L’unanimisme des médias atlantistes le 11-Septembre a permis de convaincre l’opinion publique internationale, mais le travail réalisé par des très nombreux journalistes et citoyens, dont j’ai été le précurseur, a montré l’impossibilité matérielle de la version officielle. Treize ans plus tard, des centaines de millions de personnes ont pris conscience de ces mensonges. Ce processus ne pourra que se développer avec le nouveau dispositif de propagande états-unien. En définitive, tous ceux qui relayent les argumentaires de la Maison-Blanche, notamment les gouvernements et les médias de l’Otan, détruisent eux-mêmes leur crédibilité.
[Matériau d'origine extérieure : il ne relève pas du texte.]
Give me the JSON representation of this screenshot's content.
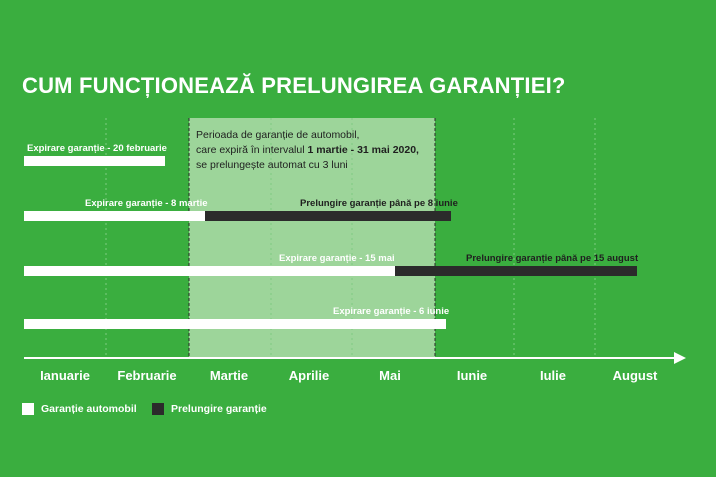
{
  "title": "CUM FUNCȚIONEAZĂ PRELUNGIREA GARANȚIEI?",
  "colors": {
    "background": "#3aae3f",
    "highlight": "#9dd59a",
    "warranty": "#ffffff",
    "extension": "#2b2b2b"
  },
  "info": {
    "line1": "Perioada de garanție de automobil,",
    "line2_pre": "care expiră în intervalul ",
    "line2_bold": "1 martie - 31 mai 2020,",
    "line3": "se prelungește automat cu 3 luni"
  },
  "months": [
    "Ianuarie",
    "Februarie",
    "Martie",
    "Aprilie",
    "Mai",
    "Iunie",
    "Iulie",
    "August"
  ],
  "bars": [
    {
      "label": "Expirare garanție - 20 februarie"
    },
    {
      "label": "Expirare garanție - 8 martie",
      "extension_label": "Prelungire garanție până pe 8 iunie"
    },
    {
      "label": "Expirare garanție - 15 mai",
      "extension_label": "Prelungire garanție până pe 15 august"
    },
    {
      "label": "Expirare garanție - 6 iunie"
    }
  ],
  "legend": {
    "warranty": "Garanție automobil",
    "extension": "Prelungire garanție"
  }
}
Barack Obama et Benjamin Rhodes, John Kerry et Richard Stengel n’agissent qu’à court terme. Leur propagande ne convainc les masses que quelques semaines et contribue à les révolter lorsqu’elles comprennent la manipulation. Involontairement, ils sapent la crédibilité des institutions des États de l’Otan qui les relayent consciemment. Ils ont oublié que la propagande du XXème siècle ne pouvait réussir que parce que le monde était divisé en blocs qui ne communiquaient pas entre eux, et que son principe monolithique est incompatible avec les nouveaux moyens de communication.
La crise en Ukraine n’est pas terminée, mais elle a déjà profondément changé le monde : en contredisant en public le président des États-Unis, Vladimir Poutine a franchi un pas qui empêche désormais le succès de la propagande états-unienne.
[1] « Un réseau militaire d’intoxication », Réseau Voltaire, 8 décembre 2003.
[2] « L’OTAN prépare une vaste opération d’intoxication », par Thierry Meyssan, Komsomolskaïa Pravda , Réseau Voltaire, 10 juin 2012.
[3] « Le rédacteur en chef de Time Magazine, nouveau patron de la propagande US », Réseau Voltaire, 16 avril 2014.
[4] « Fiche documentaire du département d’État : 10 contre-vérités sur l’Ukraine », Réseau Voltaire, 5 mars 2014.
[5] « Note aux médias du Département d’État : 10 contre-vérités russes à propos de l’Ukraine », Réseau Voltaire, 13 avril 2014.
[6] « Ukraine : la Pologne avait formé les putschistes deux mois à l’avance », par Thierry Meyssan, Réseau Voltaire, 17 avril 2014.
[7] « Qui sont les nazis au sein du gouvernement ukrainien ? », par Thierry Meyssan, Réseau Voltaire, 2 mars 2014.